Seven residents of a nursing home in Belgium have died after being infected with a lineage of the coronavirus first detected in Colombia despite being fully vaccinated, the virology team that conducted tests said on Friday (6 August), writes Sabine Siebold, Reuters.

The virology team said the residents had been infected with the B.1.621 lineage of COVID-19 that originated in Colombia and has been detected in recent weeks in the United States but cases in Europe have been rare.

The European Centre for Disease Prevention and Control has listed the B1.621 lineage as part of the Kappa variant of the coronavirus, but not as a variant itself.


The seven people who died at the nursing home in the Belgian town of Zaventem, near Brussels, were all in their 80s or 90s, and some of them were already in a poor physical condition, said Marc Van Ranst, a virologist at the University of Leuven which conducted tests on the virus found at the nursing home.

"It is worrisome," Van Ranst said, commenting on the fact that the residents died despite being fully vaccinated against COVID-19.

So far, scientists do not know if the B.1.621 lineage is more transmissible than other lineages or variants of the coronavirus, he said.


In Belgium, B.1.621 currently accounts for less than 1% of known cases of COVID-19, he said, compared to 2% of cases in the United States and more than that in Florida.
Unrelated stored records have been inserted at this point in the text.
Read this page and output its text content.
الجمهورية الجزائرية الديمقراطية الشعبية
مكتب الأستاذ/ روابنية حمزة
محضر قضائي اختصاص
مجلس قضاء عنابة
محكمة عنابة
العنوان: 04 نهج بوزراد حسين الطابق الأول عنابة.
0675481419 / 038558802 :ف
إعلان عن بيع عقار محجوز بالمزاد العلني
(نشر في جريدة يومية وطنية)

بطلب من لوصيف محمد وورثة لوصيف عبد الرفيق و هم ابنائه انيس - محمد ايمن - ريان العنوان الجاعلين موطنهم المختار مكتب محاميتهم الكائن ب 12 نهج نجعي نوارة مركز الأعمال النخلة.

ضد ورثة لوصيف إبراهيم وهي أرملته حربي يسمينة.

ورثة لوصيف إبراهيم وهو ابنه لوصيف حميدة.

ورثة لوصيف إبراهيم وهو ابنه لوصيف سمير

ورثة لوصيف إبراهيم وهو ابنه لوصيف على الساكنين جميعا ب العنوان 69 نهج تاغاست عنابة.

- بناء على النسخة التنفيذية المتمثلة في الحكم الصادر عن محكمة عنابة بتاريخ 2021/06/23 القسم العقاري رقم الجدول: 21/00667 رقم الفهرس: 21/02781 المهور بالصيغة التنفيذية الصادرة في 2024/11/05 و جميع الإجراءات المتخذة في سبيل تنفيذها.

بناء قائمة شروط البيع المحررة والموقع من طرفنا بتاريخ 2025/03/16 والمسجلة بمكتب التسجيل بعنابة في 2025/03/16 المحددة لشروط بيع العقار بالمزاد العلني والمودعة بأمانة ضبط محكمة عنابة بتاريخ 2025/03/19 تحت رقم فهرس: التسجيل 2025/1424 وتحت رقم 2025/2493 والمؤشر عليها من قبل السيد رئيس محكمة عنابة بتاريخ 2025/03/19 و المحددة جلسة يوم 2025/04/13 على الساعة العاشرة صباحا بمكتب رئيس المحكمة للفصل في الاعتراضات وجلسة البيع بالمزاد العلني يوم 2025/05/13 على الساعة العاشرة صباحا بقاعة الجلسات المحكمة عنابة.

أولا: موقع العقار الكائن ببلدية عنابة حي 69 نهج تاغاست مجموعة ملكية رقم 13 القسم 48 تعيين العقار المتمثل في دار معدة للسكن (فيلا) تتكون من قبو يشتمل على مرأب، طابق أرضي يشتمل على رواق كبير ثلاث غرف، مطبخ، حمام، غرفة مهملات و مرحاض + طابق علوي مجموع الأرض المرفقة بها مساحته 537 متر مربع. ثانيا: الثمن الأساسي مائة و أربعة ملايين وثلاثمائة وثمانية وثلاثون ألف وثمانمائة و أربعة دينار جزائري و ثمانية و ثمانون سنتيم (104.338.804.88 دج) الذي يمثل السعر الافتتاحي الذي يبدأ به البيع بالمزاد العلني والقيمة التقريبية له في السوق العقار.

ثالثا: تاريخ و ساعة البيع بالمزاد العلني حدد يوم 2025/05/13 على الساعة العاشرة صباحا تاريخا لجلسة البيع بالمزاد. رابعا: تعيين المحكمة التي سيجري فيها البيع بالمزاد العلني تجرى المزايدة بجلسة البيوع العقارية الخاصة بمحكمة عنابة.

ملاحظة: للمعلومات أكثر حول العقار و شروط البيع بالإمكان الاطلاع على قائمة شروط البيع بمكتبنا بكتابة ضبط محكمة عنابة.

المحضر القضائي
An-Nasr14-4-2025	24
At the nursing home in Zaventem, 21 residents were infected with the variant along with several members of staff, Van Ranst told Reuters. The infected staff experienced only mild symptoms.

Van Ranst said the dominant coronavirus variant in Belgium with around 95% of infections is the Delta, first discovered in India, followed by the Alpha that was previously dominant in Britain.

Additional tests will be run on Friday to rule out any possibility that the nursing home residents died from a different variant of the virus or a different respiratory disease, Van Ranst said.

"It is unlikely but not impossible," he said.